The 49ers hit the road for consecutive Sunday night showdowns against the New England Patriots — fresh off their 42-14 thrashing of the Houston Texans on Monday — and the Seattle Seahawks before closing out the season at home with the hapless Arizona Cardinals, a game a Pop Warner team could win.
Even coach Jim Harbaugh acknowledged the magnitude of the next two games Monday, saying “no doubt they’re big games,” which for the dry and reserved Harbaugh is the equivalent of jumping in the air and shouting, “Yippee!”
Forget the blowouts of the Buffalo Bills and New York Jets and the setbacks to the St. Louis Rams and Minnesota Vikings. None of it matters during the next two games against playoff-bound teams in hostile environments. They will provide a true barometer of what’s to come.

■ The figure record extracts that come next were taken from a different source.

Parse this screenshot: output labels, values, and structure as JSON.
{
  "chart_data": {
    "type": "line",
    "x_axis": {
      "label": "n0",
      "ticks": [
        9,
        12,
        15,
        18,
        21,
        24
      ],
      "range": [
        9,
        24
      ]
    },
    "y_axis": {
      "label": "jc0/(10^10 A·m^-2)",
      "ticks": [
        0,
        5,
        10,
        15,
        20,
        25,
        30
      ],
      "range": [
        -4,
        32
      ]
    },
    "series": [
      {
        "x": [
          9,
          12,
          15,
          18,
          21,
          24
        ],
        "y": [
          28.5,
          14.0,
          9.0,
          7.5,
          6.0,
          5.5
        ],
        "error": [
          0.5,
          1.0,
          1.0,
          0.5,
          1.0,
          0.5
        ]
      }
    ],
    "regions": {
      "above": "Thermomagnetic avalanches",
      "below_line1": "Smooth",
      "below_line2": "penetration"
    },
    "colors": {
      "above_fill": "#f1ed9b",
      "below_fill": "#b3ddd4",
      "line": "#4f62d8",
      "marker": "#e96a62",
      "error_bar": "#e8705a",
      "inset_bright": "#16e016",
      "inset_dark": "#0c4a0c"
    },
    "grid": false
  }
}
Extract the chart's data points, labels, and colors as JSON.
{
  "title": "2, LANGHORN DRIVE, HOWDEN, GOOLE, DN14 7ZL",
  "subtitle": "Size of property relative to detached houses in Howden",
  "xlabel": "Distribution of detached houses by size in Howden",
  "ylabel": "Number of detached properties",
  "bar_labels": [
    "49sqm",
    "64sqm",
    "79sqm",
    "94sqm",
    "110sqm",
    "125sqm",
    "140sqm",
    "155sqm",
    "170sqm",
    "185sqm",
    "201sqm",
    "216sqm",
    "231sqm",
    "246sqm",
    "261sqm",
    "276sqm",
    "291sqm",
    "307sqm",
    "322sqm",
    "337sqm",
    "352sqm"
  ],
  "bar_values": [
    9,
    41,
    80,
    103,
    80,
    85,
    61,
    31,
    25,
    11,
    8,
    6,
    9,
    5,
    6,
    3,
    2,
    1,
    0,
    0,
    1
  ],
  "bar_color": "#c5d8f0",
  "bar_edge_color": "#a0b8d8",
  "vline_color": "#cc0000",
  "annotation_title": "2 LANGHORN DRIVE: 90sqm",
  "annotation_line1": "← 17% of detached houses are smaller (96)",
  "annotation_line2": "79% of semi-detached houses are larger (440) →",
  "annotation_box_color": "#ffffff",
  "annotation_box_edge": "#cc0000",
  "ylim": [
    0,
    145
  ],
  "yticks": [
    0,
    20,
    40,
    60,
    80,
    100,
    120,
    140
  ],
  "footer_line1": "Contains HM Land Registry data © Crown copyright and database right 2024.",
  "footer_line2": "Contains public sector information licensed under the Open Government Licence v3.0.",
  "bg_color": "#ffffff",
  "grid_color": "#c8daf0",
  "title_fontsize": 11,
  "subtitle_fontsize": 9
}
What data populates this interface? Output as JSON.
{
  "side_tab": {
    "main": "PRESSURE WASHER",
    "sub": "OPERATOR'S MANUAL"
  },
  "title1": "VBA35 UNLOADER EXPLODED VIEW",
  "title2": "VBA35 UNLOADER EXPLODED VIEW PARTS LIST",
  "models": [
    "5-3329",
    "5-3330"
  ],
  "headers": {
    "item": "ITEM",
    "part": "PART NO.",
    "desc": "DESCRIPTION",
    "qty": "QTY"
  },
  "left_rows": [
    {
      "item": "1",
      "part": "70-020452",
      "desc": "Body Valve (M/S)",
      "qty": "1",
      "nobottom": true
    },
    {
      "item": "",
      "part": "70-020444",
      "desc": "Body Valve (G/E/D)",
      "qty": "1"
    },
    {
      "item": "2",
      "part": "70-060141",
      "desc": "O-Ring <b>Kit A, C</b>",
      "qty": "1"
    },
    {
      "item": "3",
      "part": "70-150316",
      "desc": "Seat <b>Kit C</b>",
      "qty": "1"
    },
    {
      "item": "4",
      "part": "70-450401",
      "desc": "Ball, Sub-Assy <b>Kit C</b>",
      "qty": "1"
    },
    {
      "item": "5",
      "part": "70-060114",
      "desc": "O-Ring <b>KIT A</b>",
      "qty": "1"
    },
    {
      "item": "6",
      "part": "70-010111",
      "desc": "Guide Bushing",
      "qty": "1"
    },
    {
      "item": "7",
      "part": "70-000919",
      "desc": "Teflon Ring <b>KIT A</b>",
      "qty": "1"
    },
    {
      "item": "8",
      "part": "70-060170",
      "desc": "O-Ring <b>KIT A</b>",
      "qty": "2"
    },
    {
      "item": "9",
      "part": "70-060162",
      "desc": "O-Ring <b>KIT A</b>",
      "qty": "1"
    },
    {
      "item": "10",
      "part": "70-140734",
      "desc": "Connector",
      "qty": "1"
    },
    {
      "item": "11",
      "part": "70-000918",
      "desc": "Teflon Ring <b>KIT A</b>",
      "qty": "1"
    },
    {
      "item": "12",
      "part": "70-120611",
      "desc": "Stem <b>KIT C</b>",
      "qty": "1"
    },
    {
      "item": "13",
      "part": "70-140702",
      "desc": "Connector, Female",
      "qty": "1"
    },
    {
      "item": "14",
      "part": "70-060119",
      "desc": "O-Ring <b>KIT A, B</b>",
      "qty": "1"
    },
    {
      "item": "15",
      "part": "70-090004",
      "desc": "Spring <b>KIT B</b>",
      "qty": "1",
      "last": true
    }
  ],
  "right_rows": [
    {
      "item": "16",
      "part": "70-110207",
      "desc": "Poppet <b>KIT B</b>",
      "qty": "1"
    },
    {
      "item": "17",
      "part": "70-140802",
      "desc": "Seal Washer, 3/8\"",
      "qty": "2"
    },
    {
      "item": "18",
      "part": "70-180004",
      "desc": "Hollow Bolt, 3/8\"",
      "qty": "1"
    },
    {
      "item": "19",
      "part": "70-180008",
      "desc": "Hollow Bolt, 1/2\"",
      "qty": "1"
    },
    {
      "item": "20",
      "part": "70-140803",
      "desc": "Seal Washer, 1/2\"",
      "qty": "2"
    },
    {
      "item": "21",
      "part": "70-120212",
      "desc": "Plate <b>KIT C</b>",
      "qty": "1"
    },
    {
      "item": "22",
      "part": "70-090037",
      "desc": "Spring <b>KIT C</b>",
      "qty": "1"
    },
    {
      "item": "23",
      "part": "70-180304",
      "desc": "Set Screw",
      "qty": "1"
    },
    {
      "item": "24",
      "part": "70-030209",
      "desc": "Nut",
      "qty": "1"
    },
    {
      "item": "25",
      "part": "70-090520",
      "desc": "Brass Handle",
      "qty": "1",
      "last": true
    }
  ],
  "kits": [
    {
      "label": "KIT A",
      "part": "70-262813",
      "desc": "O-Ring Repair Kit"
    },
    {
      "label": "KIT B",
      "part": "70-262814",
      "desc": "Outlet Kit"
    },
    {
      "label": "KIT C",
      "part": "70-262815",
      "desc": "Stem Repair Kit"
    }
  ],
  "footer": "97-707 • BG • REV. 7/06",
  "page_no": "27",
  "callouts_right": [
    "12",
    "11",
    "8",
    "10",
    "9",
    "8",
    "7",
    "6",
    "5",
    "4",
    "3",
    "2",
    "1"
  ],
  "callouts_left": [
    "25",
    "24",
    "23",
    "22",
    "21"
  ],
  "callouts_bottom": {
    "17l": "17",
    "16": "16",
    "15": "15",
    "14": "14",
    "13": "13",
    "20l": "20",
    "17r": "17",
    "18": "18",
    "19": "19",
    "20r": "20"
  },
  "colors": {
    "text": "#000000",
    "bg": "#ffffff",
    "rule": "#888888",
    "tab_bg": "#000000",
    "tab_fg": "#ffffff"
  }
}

The Patriots have reeled off seven straight victories this season, and Tom Brady and Co. have won 20 consecutive December home games. The Seahawks are 6-0 at home this season and their fan base rivals Lindsay Lohan on the crazy scale.
So on paper, the odds aren’t in the 49ers’ favor.
However, these games are the reason Harbaugh went with rocket-armed Colin Kaepernick over Alex Smith at quarterback.
Of late, Kaepernick has been criticized for his “Smith-like” stats and inability to lead the offense to a deluge of touchdowns.
But that’s missing the point.
If Kaepernick is doing what Smith was doing through the air, great. That means he’s being efficient and not turning the ball over. What Kaepernick brings to the table that Smith doesn’t is his ability to run with the ball and the room for growth.
Smith is in his eighth season while Kaepernick is still in his second, and his first as a starter. So if the second-year player is already matching the veteran, it’s a no-brainer to take the guy with upside over the guy who has flat-lined.
And it’s not like red-zone inconsistency is unique to Kaepernick, as the 49ers were plagued by similar issues throughout 2011 under Smith when kicker David Akers set the NFL record for field goals.
The challenge facing Kaepernick these next two weeks is whether he can continue to be efficient and not turn the ball over under the most extreme circumstances the NFL regular season has to offer. Can he rise to the occasion with everything on the line?
There are a million scenarios for Kaepernick and the 49ers and their playoff seeding, ranging from a first-round bye to a road wild-card game.
Will Super Bowl visions soon dance in the 49ers’ heads? We’ll find out in two weeks.